The military had decided to shut down transportation networks in a desperate attempt to stop the spread of the disease. A series of nukes in low orbit had generated massive electromagnetic pulses across the continental United States. It was a case of too little too late.
For Ben’s small group, it seemed more like too much too soon.
The pulse had killed aircraft and many ground vehicles. Abe’s shuttle, hardened to survive solar flares during operations outside of the ionosphere, had not lived up to the manufacturer’s hype. They crash-landed on battery backup, barely surviving the rapid descent into the middle of Sumter National Forest.
Before the crash, Ben had thought the ordeal was largely over. They would land at the research station and work on producing more vaccine. They were only hours from safety.
Now they were on the ground, nowhere near their destination, and everyone was looking to him for the next move. Abe had found a military beacon on his shuttle’s mapping system, but it was in Anderson – still in South Carolina, but far beyond the forest.
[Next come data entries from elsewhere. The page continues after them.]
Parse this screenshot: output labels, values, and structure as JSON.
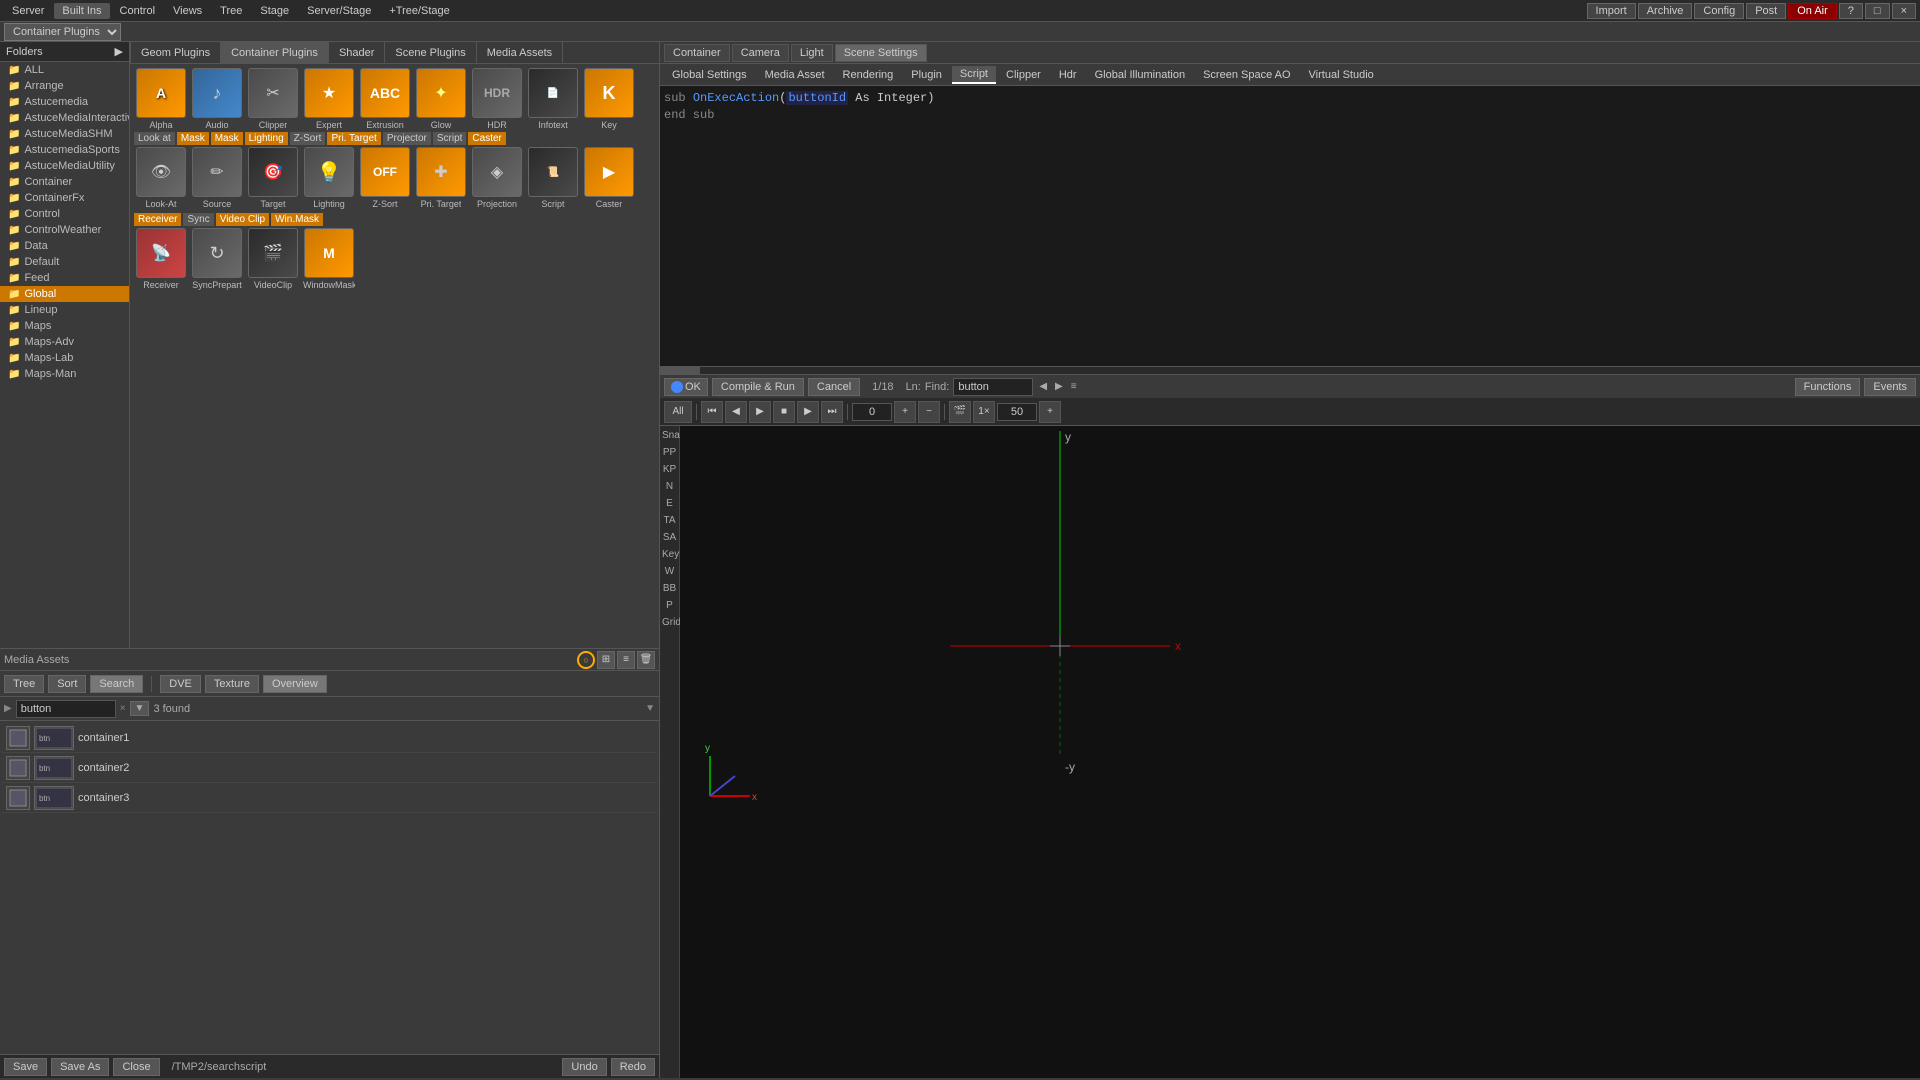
{
  "topbar": {
    "items": [
      "Server",
      "Built Ins",
      "Control",
      "Views",
      "Tree",
      "Stage",
      "Server/Stage",
      "+Tree/Stage"
    ],
    "right_items": [
      "Import",
      "Archive",
      "Config",
      "Post",
      "On Air"
    ],
    "icons": [
      "?",
      "□",
      "×",
      "−"
    ]
  },
  "container_bar": {
    "label": "Container Plugins",
    "dropdown_value": "Container Plugins"
  },
  "right_panel_tabs": {
    "main": [
      "Container",
      "Camera",
      "Light",
      "Scene Settings"
    ],
    "sub": [
      "Global Settings",
      "Media Asset",
      "Rendering",
      "Plugin",
      "Script",
      "Clipper",
      "Hdr",
      "Global Illumination",
      "Screen Space AO",
      "Virtual Studio"
    ]
  },
  "script_editor": {
    "line1": "sub OnExecAction(buttonId As Integer)",
    "line2": "end sub",
    "keyword_sub": "sub",
    "keyword_end": "end sub"
  },
  "editor_footer": {
    "ok_label": "OK",
    "compile_label": "Compile & Run",
    "cancel_label": "Cancel",
    "position": "1/18",
    "ln_label": "Ln:",
    "find_label": "Find:",
    "find_value": "button",
    "functions_label": "Functions",
    "events_label": "Events"
  },
  "plugin_tabs": [
    "Geom Plugins",
    "Container Plugins",
    "Shader",
    "Scene Plugins",
    "Media Assets"
  ],
  "plugins": {
    "row1": [
      {
        "label": "Alpha",
        "color": "orange"
      },
      {
        "label": "Audio",
        "color": "blue"
      },
      {
        "label": "Clipper",
        "color": "gray"
      },
      {
        "label": "Expert",
        "color": "orange"
      },
      {
        "label": "Extrusion",
        "color": "orange"
      },
      {
        "label": "Glow",
        "color": "orange"
      },
      {
        "label": "HDR",
        "color": "gray"
      },
      {
        "label": "Infotext",
        "color": "gray"
      },
      {
        "label": "Key",
        "color": "orange"
      }
    ],
    "row2": [
      {
        "label": "Look-At",
        "color": "gray"
      },
      {
        "label": "Source",
        "color": "gray"
      },
      {
        "label": "Target",
        "color": "gray"
      },
      {
        "label": "Lighting",
        "color": "gray"
      },
      {
        "label": "Z-Sort",
        "color": "orange"
      },
      {
        "label": "Pri. Target",
        "color": "orange"
      },
      {
        "label": "Projection",
        "color": "gray"
      },
      {
        "label": "Script",
        "color": "gray"
      },
      {
        "label": "Caster",
        "color": "orange"
      }
    ],
    "row3": [
      {
        "label": "Receiver",
        "color": "orange"
      },
      {
        "label": "SyncPrepart",
        "color": "gray"
      },
      {
        "label": "VideoClip",
        "color": "gray"
      },
      {
        "label": "WindowMask",
        "color": "orange"
      }
    ]
  },
  "folders": {
    "title": "Folders",
    "items": [
      {
        "label": "ALL",
        "active": false
      },
      {
        "label": "Arrange",
        "active": false
      },
      {
        "label": "Astucemedia",
        "active": false
      },
      {
        "label": "AstuceMediaInteractive",
        "active": false
      },
      {
        "label": "AstuceMediaSHM",
        "active": false
      },
      {
        "label": "AstucemediaSports",
        "active": false
      },
      {
        "label": "AstuceMediaUtility",
        "active": false
      },
      {
        "label": "Container",
        "active": false
      },
      {
        "label": "ContainerFx",
        "active": false
      },
      {
        "label": "Control",
        "active": false
      },
      {
        "label": "ControlWeather",
        "active": false
      },
      {
        "label": "Data",
        "active": false
      },
      {
        "label": "Default",
        "active": false
      },
      {
        "label": "Feed",
        "active": false
      },
      {
        "label": "Global",
        "active": true
      },
      {
        "label": "Lineup",
        "active": false
      },
      {
        "label": "Maps",
        "active": false
      },
      {
        "label": "Maps-Adv",
        "active": false
      },
      {
        "label": "Maps-Lab",
        "active": false
      },
      {
        "label": "Maps-Man",
        "active": false
      }
    ]
  },
  "media_assets": {
    "tabs": [
      "DVE",
      "Texture",
      "Overview"
    ],
    "tree_tabs": [
      "Tree",
      "Sort",
      "Search"
    ],
    "search_placeholder": "button",
    "found_count": "3 found",
    "files": [
      {
        "name": "container1"
      },
      {
        "name": "container2"
      },
      {
        "name": "container3"
      }
    ]
  },
  "bottom_bar": {
    "save": "Save",
    "save_as": "Save As",
    "close": "Close",
    "path": "/TMP2/searchscript",
    "undo": "Undo",
    "redo": "Redo"
  },
  "viewport": {
    "side_labels": [
      "Snap",
      "PP",
      "KP",
      "N",
      "E",
      "TA",
      "SA",
      "Key",
      "W",
      "BB",
      "P",
      "Grid"
    ],
    "y_label_top": "y",
    "y_label_bottom": "-y",
    "x_label": "x"
  },
  "playback": {
    "all_label": "All",
    "frame_count": "50"
  }
}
First, they would have to reach Clinton.
It had taken the better part of a week to hike the twenty kilometers out to civilization. By the time they emerged from the forest, the town of Clinton was completely deserted by the living. Only the dead walked its streets now. Leaving the rest of the group at the forest’s edge, Ben and Abe had snuck into town, where an abandoned dealership gave them the deal of a lifetime.